24 Kasım 2022 Perşembe

Ghazali düşüncesinde gerçeklik arayışı / Instrinsic quest for reality in Ghazali thought

Mehmet Özay                                                                                                                            24.11.2022

Ghazali (Abu Hamid Muhammed) düşüncesinin gelişiminde dönüm noktalarından biri belki de, en önemlisi onun gerçeklik arayışı olgusu ve buna verdiği önemdir.

Arayış olgusu

Bu ‘arayış’, bireysel varoluşsal (ontologic) bir sorunsaldan başlamakla birlikte ulaştığı nokta dikkate alındığında, onun bir ilim adamı olarak adının bugünlere kadar ulaşmasına ve eserlerinin kayda değer bir coğrafyada makbul bulunmasına neden olduğunu söylemek gerekir.

Bilim ve felsefe tarihine göz atıldığında, gerçeklik arayışı kavramının ve olgusunun temelde yeni bir kavram ve olgu olmadığı görülür. Bu çerçevede, Ghazali’nin bir anlamda dönemine kadar olan geleneksel düşünce biçimlerinin izinden gittiği ortadadır.

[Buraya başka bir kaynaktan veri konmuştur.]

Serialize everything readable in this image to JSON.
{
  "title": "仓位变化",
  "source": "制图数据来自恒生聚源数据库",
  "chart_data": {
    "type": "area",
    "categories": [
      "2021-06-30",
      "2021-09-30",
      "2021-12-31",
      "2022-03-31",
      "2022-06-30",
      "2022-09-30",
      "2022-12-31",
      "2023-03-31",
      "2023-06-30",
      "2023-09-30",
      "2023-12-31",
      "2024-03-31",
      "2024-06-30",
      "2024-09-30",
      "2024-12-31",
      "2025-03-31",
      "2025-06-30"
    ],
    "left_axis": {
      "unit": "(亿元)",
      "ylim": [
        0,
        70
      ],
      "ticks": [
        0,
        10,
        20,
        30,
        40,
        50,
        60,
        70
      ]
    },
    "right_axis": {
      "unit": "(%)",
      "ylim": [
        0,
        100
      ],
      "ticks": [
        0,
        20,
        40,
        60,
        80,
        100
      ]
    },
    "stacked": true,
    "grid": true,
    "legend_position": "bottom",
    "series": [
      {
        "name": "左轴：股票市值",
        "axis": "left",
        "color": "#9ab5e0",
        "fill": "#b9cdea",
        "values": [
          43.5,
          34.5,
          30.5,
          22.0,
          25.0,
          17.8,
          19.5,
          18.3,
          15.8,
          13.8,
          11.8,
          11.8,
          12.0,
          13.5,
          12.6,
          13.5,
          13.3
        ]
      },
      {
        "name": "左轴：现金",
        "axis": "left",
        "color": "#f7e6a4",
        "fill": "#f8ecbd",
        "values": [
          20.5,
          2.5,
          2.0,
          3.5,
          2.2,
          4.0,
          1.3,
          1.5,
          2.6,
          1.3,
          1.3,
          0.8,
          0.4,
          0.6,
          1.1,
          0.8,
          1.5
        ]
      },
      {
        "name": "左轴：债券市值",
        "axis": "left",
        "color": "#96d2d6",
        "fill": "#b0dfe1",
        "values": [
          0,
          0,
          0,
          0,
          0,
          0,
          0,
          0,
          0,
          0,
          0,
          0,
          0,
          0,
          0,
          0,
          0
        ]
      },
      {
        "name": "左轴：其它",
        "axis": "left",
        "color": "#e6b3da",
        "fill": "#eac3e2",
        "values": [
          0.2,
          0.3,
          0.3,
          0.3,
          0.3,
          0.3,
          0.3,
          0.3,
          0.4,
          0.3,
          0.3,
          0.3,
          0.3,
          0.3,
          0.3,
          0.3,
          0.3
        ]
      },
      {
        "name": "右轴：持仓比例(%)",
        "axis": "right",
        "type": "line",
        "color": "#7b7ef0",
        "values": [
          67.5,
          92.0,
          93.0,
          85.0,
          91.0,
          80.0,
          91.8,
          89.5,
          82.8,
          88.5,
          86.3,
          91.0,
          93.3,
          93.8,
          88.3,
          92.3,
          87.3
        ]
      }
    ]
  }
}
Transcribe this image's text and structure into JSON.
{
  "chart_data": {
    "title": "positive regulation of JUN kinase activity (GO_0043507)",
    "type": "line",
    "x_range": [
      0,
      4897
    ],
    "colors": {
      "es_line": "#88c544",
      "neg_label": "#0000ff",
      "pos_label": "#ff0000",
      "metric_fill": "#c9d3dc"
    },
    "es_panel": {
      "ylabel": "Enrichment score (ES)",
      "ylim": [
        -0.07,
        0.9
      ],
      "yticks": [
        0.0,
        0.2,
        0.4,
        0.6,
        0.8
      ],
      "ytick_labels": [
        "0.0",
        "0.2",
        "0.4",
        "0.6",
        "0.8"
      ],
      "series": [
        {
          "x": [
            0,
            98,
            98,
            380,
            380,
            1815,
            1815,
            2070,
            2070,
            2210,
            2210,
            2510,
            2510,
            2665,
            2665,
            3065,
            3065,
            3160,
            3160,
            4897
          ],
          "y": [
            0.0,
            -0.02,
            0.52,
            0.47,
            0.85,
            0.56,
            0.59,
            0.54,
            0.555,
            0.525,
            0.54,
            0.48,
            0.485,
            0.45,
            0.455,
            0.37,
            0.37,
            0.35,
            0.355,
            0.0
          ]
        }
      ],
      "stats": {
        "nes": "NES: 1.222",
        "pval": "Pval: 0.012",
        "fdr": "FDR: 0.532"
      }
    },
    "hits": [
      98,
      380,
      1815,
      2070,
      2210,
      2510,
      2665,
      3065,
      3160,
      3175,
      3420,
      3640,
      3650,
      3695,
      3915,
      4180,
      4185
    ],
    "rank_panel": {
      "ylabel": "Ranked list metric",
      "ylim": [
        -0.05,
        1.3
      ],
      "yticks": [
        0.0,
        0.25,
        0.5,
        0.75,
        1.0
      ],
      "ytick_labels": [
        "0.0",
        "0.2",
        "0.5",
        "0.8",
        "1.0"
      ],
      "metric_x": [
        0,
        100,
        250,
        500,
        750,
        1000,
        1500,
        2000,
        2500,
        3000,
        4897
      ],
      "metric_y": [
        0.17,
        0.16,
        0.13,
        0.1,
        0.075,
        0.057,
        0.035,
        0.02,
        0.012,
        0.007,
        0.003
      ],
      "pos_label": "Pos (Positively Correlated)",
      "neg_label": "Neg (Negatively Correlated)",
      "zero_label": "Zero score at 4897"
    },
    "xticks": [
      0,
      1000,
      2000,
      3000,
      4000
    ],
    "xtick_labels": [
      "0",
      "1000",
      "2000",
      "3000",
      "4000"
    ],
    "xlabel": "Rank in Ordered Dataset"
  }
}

Arayış sürecinin kaçınılmazlığını ortaya koyan somut olgu ise, onun makam ve şöhreti terk ederek azımsanmayacak bir süre yani, yaklaşık on yıl boyunca gerçeklik arayışının peşine düşerek coğrafyalar boyunca gezinmesidir.

Buna iç bilgi arayışı diyecek olursak, belki bir tür wandering scholar sınıflaması içerisinde değerlendirmek yanlış olmayacaktır.

Temel sorun

Temelde burada sorulması gereken soru, Ghazali’ni yaşadığı Abbadi Halifeliği döneminin en görkemli yılları kabul edilen bir döneme tekabül etmekle birlikte, onu böylesi bir arayışa iten toplumsal ve ilmi nedenleri göz ardı etmek, birkaç açıdan eksikliği içinde barındırır.

Bunlardan ilki, onun bizatihi yaşadığı dönemin toplumsal ve siyasal koşulları ile bunların ilim dünyası üzerindeki tezahürleri; ikincisi, onun ortaya koymuş olduğu bireysel gerçeklik arayışı ve bu yönde sergilediği çabası; üçüncüsü de, bu süreç sonrasında ulaştığı noktadır.

Bu noktada, önceki iki yazıda dikkat çektiğimiz üzere dönemin düşünce dünyasında ağırlığı hissedilen mutekallimun, felsefeciler ve Batiniyye (ta’lim/talimiyyah), Ghazali şüpheciliğinin ve eleştirelliğinin hedefi olmuştur.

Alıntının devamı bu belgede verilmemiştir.